Insured Retirement Institute urging DOL to maximize electronic delivery of documents

The Insured Retirement Institute (IRI) is urging the U.S. Department of Labor (DOL) to focus on maximizing the adoption of electronic delivery for document sharing.

© Shutterstock

In a comment letter to the DOL, the IRI strongly encouraged DOL to establish electronic delivery of documents and disclosures as a default mechanism to the greatest extent allowed by law. It also asked the DOL to consolidate and streamline notices and disclosures required under the Employee Retirement Income Security Act (ERISA). The comments were filed in response to a request for information (RFI) on the matter.

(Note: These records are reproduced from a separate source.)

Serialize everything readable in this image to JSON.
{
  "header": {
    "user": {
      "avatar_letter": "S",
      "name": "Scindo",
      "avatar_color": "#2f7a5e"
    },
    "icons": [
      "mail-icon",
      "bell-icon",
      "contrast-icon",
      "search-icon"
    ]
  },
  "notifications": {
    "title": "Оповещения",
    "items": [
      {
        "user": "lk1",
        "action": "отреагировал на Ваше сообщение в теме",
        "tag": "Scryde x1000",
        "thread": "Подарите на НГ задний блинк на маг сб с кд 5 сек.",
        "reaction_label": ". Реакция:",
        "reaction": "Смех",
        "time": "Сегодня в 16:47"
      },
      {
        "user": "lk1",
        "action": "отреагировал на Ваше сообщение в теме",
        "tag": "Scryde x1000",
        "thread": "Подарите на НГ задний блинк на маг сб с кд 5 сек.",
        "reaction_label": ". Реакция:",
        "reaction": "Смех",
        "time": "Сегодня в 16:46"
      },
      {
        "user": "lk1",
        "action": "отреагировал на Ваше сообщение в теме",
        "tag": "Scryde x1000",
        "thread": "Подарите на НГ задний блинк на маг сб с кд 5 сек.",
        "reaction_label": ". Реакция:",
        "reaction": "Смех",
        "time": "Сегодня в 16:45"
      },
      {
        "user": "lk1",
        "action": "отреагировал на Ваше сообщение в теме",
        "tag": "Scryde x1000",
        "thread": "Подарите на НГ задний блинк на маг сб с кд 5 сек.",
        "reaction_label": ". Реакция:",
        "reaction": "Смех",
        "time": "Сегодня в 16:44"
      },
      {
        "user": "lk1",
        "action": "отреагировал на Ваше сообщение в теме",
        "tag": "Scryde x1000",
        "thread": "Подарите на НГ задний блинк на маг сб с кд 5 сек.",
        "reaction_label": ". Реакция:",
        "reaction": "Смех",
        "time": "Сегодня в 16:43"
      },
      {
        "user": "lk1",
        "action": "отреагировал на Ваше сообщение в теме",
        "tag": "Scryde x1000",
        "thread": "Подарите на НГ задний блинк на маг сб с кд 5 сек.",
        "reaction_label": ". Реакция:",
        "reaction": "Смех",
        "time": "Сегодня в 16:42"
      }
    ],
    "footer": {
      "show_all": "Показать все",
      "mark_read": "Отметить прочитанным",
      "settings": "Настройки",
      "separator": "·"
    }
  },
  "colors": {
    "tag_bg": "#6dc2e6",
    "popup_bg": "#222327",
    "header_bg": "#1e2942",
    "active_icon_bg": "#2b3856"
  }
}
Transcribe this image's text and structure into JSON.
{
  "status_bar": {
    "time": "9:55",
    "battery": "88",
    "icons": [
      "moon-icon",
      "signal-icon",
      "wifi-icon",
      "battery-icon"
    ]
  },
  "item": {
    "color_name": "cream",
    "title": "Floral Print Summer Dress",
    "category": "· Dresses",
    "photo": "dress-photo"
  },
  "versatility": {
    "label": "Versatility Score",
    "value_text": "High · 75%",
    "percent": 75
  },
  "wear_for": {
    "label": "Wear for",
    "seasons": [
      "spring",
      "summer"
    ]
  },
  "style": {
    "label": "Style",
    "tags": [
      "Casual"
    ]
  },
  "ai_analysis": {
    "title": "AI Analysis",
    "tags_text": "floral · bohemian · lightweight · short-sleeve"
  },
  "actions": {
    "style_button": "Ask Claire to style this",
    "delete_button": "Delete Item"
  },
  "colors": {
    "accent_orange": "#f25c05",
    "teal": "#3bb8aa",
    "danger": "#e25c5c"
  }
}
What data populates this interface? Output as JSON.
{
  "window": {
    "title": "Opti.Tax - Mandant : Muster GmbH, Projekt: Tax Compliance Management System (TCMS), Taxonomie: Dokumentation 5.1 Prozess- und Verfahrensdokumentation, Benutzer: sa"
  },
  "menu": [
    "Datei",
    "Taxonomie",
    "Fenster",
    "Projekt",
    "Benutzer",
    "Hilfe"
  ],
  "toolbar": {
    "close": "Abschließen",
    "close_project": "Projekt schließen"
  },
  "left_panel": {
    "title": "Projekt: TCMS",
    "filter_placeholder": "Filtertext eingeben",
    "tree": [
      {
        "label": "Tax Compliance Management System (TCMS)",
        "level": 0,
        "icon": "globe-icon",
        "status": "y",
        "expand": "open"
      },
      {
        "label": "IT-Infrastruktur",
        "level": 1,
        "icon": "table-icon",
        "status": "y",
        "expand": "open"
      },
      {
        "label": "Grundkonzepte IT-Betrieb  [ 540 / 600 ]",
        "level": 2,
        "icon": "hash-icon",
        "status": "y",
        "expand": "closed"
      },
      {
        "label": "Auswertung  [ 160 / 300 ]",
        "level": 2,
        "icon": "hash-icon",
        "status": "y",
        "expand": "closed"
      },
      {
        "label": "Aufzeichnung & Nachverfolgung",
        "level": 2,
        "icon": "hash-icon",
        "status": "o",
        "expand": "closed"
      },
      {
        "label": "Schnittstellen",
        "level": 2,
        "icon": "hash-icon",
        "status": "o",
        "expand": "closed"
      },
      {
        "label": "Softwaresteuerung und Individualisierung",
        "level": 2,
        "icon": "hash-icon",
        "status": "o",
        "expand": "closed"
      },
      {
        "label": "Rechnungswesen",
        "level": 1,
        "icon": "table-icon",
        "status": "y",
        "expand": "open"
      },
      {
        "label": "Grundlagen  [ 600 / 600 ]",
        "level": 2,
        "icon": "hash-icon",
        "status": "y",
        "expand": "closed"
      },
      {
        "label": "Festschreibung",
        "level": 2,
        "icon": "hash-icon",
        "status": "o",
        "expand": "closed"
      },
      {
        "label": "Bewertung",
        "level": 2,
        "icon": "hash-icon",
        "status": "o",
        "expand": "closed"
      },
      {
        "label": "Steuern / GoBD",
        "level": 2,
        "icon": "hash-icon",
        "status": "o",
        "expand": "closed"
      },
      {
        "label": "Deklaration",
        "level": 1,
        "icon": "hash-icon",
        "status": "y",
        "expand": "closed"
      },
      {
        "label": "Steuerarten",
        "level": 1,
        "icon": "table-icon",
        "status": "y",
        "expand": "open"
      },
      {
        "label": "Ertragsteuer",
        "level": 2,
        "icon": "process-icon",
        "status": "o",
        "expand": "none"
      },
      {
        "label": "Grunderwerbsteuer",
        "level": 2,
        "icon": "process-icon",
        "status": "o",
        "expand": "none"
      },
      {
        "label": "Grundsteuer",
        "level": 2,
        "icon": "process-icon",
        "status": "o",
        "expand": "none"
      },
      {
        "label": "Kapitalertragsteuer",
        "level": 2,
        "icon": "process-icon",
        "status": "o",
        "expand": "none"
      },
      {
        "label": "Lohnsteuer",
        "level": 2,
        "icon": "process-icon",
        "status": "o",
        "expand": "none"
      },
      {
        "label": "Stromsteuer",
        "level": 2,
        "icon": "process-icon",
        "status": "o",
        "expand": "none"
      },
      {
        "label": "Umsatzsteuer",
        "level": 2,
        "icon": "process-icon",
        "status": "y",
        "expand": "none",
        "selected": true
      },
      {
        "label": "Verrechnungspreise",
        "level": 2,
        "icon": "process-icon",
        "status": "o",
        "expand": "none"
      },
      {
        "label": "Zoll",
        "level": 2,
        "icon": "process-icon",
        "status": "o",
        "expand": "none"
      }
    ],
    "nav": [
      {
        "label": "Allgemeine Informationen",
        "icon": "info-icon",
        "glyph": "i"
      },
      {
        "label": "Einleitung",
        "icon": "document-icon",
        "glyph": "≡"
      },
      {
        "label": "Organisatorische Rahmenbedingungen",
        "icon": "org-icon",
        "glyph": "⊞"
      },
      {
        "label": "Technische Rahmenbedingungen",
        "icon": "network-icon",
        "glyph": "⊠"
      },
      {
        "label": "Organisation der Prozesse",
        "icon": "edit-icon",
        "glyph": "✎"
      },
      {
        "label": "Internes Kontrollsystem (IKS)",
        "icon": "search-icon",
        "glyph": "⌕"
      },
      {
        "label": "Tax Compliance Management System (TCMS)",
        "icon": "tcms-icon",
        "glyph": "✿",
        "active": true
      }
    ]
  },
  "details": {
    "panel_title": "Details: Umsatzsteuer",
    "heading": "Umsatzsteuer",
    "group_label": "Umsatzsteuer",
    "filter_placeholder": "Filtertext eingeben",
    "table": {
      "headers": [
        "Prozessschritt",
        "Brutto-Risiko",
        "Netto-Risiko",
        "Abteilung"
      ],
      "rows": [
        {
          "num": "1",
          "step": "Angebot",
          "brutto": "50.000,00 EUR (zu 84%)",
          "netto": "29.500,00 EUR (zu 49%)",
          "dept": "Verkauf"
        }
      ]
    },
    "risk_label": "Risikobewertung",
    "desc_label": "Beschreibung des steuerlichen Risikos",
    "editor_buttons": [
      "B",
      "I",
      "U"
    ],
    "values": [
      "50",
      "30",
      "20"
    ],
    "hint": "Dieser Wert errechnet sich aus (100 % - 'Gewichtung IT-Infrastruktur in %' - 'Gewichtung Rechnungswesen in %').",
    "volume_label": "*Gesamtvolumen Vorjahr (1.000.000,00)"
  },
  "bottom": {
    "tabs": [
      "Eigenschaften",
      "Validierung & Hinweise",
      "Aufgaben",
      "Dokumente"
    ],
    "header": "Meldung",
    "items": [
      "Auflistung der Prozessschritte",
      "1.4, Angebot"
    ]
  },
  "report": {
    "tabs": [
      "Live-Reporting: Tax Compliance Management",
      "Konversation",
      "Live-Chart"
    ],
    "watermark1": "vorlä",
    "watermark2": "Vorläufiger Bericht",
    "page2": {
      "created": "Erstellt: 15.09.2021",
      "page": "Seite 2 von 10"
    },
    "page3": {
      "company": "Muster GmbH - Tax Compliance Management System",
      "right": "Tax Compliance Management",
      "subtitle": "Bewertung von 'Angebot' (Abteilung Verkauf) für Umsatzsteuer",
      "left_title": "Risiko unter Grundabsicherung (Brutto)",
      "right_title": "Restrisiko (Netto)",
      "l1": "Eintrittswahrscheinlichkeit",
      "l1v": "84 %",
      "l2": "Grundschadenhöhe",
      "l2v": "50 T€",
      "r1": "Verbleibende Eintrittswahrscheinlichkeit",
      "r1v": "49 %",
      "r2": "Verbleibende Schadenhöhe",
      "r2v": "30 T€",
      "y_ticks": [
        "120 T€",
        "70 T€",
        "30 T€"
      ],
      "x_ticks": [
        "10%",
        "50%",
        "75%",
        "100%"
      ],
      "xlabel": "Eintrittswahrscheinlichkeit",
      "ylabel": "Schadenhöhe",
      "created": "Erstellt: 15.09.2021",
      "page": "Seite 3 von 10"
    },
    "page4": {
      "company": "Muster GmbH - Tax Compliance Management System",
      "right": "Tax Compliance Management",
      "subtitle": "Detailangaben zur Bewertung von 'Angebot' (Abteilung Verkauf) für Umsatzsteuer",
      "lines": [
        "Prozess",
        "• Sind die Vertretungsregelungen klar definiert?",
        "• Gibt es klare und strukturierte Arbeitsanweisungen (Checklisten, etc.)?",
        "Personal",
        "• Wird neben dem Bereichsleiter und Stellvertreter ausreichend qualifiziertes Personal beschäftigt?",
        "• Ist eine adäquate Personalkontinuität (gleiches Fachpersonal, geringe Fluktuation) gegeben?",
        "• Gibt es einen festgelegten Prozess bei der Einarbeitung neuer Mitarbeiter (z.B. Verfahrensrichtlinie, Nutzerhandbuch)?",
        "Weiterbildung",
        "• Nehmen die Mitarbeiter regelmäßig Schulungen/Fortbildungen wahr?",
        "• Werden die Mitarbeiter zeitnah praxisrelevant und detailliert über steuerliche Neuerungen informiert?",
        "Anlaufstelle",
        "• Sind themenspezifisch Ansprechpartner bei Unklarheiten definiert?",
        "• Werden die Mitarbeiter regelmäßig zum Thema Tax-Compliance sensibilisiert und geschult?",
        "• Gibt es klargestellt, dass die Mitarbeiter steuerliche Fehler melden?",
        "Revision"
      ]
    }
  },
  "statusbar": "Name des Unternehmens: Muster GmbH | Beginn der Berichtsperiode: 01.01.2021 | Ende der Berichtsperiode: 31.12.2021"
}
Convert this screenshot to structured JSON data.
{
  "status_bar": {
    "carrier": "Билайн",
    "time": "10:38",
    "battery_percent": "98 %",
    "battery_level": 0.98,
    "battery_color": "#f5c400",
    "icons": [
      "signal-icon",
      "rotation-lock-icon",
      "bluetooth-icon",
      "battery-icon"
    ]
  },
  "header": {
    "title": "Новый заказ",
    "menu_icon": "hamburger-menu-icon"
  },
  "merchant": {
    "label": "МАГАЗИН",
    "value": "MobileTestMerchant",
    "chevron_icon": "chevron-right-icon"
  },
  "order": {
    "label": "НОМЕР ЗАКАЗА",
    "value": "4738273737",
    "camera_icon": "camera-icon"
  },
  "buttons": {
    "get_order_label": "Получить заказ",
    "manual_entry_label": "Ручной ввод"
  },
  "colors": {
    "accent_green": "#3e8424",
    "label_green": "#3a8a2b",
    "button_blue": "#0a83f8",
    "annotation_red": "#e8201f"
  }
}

“To be clear, we continue to believe that individual consumers should have the option to request paper delivery, but in the modern world, paper should be the exception, not the rule,” Jason Berkowitz, chief legal and regulatory affairs officer at IRI, said. “The Department should seek to leverage the capabilities of modern technology to enhance and improve the consumer experience.”

The Secure 2.0 Act included a provision that directs DOL to revise its e-delivery rules to require at least one paper statement to be delivered every year unless certain conditions are met. IRI is urging DOL to only make necessary changes in response to that directive to minimize the adverse impact and consumer confusion.

IRI officials said that electronic delivery is safer and more effective than traditional paper delivery, with features like audit trails and multi-factor authentication providing greater consumer protections than paper. Using e-delivery to communicate with consumers also creates opportunities for the industry to provide dynamic, real-time information rather than static data and make it easier for consumers to navigate through that information to find important details.

“The enhanced consumer protections and flexibility made possible by e-delivery simply cannot be matched in the non-digital world,” Berkowitz said.

In the letter, IRI also emphasized that notices and disclosures required under ERISA should be presented clearly and concisely to ensure consumers read and understand them. Further, it said that disclosures that are duplicative, inconsistent, or spread out across multiple documents make it much harder for average consumers to comprehend the information.

The DOL issued an RFI because it believes it will be helpful to initiate progress on the specific SECURE 2.0 items by obtaining feedback from a diverse set of stakeholders. This feedback will inform more specific, detailed rulemaking or other guidance on such provisions in the future, including the completion of multiple reports to Congress.